У меня слабеют ноги, и хочется повиснуть на нем, закрепиться. Я дрожу, дыхание сбито, и я ничего не могу поделать. Какие странные ощущения! Я знала, что они бывают у людей, но чувствовать самой – это совершенно другое. Как же это получается? Что-то чужое просачивается в меня, и пытается мной управлять.
– Чем же ты пахнешь?.. – бормочу как в помутнении, скользя носом по его ключицам.
Он сжато усмехается:
– Потом? Морской водой? Ночлежкой? Харчевней? Вареной требухой?
Я смеюсь:
– Нет…
– Мужчиной?
Мне хочется провести по его коже языком, и я с трудом держусь. Я вожу пальцами по его плечам, рукам. Они твердые под одеждой, широкие, выпуклые. Они настоящие, а не как у меня. Я могу принять любой облик, но ни один из них – не мой. Ни один из них – не я. Во мне тоже бежит кровь, но она как притворство. А Хальданар не притворяется, его кровь – это его единственная кровь. У меня стынет разум от этой мысли. Насколько же ценно это тело, если оно – единственное! Хальданар касается им меня, вжимается им в меня, дает его уникальное тепло и невозможный запах – совсем не жалея! Это так восхищает, так возбуждает, так тревожит…
Он задевает мои губы своими, и мне кажется, что я теперь вплетена в него, что он принизан мной, как тонкими золотыми нитями. Что я теперь – не сущность вина, а сущность Хальданара.
Он чуть отстраняется, и мне холодно и серо от разочарования. Меня будто толкнули обнаженной кожей на стылые шершавые камни.
– Латаль, – говорит он тускло. – Разве это возможно – любить людей, когда видишь их насквозь? Ведь мы такие мутные внутри, а в мути – столько дряни. Как можно полюбить голое, естественное нутро человека, ничем не скрашенное, не подслащенное?
Я немного возвращаюсь, нахожу ногами песок-опору.
– Можно, если человек хороший.

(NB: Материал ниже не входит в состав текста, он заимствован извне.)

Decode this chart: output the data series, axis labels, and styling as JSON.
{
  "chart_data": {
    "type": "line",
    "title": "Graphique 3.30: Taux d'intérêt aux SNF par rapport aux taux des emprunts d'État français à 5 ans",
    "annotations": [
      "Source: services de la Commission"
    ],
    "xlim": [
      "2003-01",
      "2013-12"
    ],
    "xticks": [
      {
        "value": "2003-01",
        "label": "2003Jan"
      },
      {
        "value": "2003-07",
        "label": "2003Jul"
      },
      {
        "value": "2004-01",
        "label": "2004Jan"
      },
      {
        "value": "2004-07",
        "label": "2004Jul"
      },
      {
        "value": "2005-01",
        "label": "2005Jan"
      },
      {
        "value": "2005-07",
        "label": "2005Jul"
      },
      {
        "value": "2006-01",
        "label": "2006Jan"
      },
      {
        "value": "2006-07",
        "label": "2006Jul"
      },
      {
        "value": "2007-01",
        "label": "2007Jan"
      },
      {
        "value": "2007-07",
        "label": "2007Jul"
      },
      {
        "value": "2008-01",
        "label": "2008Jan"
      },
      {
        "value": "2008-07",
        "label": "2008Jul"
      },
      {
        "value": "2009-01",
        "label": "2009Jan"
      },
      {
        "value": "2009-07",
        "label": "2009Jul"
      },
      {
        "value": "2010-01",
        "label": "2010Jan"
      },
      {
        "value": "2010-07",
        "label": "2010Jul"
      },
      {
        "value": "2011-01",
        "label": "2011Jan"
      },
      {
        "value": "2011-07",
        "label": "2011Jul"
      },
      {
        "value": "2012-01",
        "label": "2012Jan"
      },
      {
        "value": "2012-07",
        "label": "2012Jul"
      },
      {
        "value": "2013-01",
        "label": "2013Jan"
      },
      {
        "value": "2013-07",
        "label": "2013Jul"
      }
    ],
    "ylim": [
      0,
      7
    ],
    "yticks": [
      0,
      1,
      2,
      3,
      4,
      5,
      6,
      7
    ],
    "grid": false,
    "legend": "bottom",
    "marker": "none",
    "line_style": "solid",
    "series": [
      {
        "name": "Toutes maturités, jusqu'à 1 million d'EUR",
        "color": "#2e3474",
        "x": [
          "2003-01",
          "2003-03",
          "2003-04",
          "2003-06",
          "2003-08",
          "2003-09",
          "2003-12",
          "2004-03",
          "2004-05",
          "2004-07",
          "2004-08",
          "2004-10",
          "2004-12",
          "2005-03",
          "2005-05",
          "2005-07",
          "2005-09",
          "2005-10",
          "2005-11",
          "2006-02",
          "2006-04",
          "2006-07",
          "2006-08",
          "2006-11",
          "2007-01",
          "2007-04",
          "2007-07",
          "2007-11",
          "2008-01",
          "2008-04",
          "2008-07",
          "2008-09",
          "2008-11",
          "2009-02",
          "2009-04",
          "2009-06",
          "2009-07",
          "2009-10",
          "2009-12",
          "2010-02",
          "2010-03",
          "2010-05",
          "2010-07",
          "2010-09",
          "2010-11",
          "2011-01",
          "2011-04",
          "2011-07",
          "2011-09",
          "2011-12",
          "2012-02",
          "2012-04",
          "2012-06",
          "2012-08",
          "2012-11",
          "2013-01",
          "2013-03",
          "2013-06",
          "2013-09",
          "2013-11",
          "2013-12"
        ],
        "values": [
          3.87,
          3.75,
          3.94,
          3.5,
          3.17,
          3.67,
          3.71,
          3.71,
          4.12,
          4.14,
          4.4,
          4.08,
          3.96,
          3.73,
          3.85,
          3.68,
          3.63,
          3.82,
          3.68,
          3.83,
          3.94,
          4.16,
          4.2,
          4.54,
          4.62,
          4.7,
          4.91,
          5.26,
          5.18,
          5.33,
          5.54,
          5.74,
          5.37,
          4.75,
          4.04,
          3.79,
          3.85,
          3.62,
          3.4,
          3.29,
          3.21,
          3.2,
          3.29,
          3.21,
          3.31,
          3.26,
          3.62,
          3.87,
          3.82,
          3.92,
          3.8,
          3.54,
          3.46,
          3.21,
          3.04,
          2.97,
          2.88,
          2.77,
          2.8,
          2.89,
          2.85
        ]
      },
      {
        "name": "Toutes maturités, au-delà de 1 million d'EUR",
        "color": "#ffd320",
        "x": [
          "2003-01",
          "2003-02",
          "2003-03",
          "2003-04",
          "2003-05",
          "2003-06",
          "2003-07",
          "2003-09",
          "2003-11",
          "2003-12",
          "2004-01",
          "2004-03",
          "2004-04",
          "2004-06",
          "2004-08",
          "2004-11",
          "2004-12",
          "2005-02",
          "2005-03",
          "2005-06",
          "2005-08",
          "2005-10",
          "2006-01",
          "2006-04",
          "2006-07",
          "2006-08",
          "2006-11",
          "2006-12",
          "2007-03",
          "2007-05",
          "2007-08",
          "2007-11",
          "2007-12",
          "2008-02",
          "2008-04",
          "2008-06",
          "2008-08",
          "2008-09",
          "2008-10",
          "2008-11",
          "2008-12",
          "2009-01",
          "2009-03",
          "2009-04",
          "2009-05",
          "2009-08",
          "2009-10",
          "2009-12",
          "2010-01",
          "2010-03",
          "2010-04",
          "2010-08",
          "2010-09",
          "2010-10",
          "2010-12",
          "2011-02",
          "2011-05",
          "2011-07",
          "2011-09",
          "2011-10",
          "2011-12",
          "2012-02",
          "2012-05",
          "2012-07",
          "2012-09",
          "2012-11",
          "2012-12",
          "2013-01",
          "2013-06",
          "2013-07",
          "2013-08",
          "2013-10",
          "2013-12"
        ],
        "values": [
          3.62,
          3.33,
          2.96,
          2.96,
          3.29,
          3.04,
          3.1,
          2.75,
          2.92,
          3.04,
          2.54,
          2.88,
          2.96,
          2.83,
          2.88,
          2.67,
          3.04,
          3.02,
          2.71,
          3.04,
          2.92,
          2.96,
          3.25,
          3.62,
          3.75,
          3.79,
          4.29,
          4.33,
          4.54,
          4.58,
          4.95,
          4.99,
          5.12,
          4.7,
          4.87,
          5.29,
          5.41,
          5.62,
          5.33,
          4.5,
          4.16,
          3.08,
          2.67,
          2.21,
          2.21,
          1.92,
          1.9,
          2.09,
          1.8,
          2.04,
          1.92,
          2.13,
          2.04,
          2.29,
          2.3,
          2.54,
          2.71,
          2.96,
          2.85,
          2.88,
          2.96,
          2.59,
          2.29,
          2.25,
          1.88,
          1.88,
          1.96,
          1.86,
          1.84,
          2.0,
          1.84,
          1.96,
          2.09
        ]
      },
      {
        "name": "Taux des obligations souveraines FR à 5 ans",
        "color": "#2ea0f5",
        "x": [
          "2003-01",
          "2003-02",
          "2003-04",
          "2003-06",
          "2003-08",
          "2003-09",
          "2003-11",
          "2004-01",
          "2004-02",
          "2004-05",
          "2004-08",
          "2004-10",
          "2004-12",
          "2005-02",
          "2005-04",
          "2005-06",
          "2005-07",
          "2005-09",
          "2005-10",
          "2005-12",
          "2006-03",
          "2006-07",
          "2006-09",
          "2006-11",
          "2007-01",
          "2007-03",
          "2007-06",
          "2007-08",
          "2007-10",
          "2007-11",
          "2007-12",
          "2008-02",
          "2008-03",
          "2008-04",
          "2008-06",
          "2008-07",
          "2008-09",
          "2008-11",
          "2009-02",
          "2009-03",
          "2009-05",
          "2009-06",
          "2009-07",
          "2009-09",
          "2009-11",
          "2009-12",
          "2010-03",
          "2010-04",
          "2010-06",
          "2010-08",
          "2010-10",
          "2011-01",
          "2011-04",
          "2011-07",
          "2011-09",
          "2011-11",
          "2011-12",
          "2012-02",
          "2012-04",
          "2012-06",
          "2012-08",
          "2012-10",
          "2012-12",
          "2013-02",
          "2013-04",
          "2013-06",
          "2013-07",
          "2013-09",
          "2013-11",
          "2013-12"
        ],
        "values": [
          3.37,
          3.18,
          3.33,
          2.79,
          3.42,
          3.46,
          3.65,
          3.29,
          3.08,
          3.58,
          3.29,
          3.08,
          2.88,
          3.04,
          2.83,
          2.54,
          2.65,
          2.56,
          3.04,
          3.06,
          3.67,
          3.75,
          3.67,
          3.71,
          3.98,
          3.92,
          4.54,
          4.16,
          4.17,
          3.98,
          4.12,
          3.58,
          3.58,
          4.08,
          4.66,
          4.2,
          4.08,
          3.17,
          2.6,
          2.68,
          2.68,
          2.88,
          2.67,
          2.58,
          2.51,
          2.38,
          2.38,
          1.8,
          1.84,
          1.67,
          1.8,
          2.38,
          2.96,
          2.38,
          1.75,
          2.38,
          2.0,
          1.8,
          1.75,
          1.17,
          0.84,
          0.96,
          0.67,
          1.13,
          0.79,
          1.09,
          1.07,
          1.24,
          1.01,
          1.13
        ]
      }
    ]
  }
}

Даже легко!
– А я хороший?
– Если бы ты был плохим, я бы не стала красть для тебя лодку.
И в этот миг мне очевидно то, что было непонятно миг назад. Внезапно я разбила свое заблуждение, как стену из глины, открыв перед собой новую панораму.
– Мне казалось, – бормочу я слегка ошалело, – что мое изгнание из Межмирья – случайность и абсурд, результат нелепой промашки, помрачения. Но на самом деле я ушла сама – потому что полюбила тебя. Я давно полюбила тебя, задолго до того, как ты узнал обо мне. Я наблюдала за вашей деревней, и томилась в пустоте. Я живу от начала времен, и моя жизнь всегда была хороша и правильна. Почему же Межмирье вдруг стало таким пустым, а Мир – таким манящим? Почему я безответственно нарушила наше главное правило, которое блюла прежде – не вмешиваться в дела людей? Все просто. Потому что я полюбила тебя.
Я будто перерождаюсь от этого признания – признания ему и самой себе. Не привычно перекидываюсь, оставаясь собой, а меняюсь по-настоящему, своей сутью, своим составом. Мне кажется, что мое имя уже не подходит мне, что абсолютно другому созданию необходимо абсолютно другое имя.
Он не отвечает, лишь прижимает к себе мое тело, желая пропитать его своей кровью, прошить тонкой золотой нитью, и сделаться сущностью меня.
Мы сидим на песке, прижавшись плечами, переплетя пальцы. Солнце печет, и мне хочется искупаться, но не хочется шевелиться.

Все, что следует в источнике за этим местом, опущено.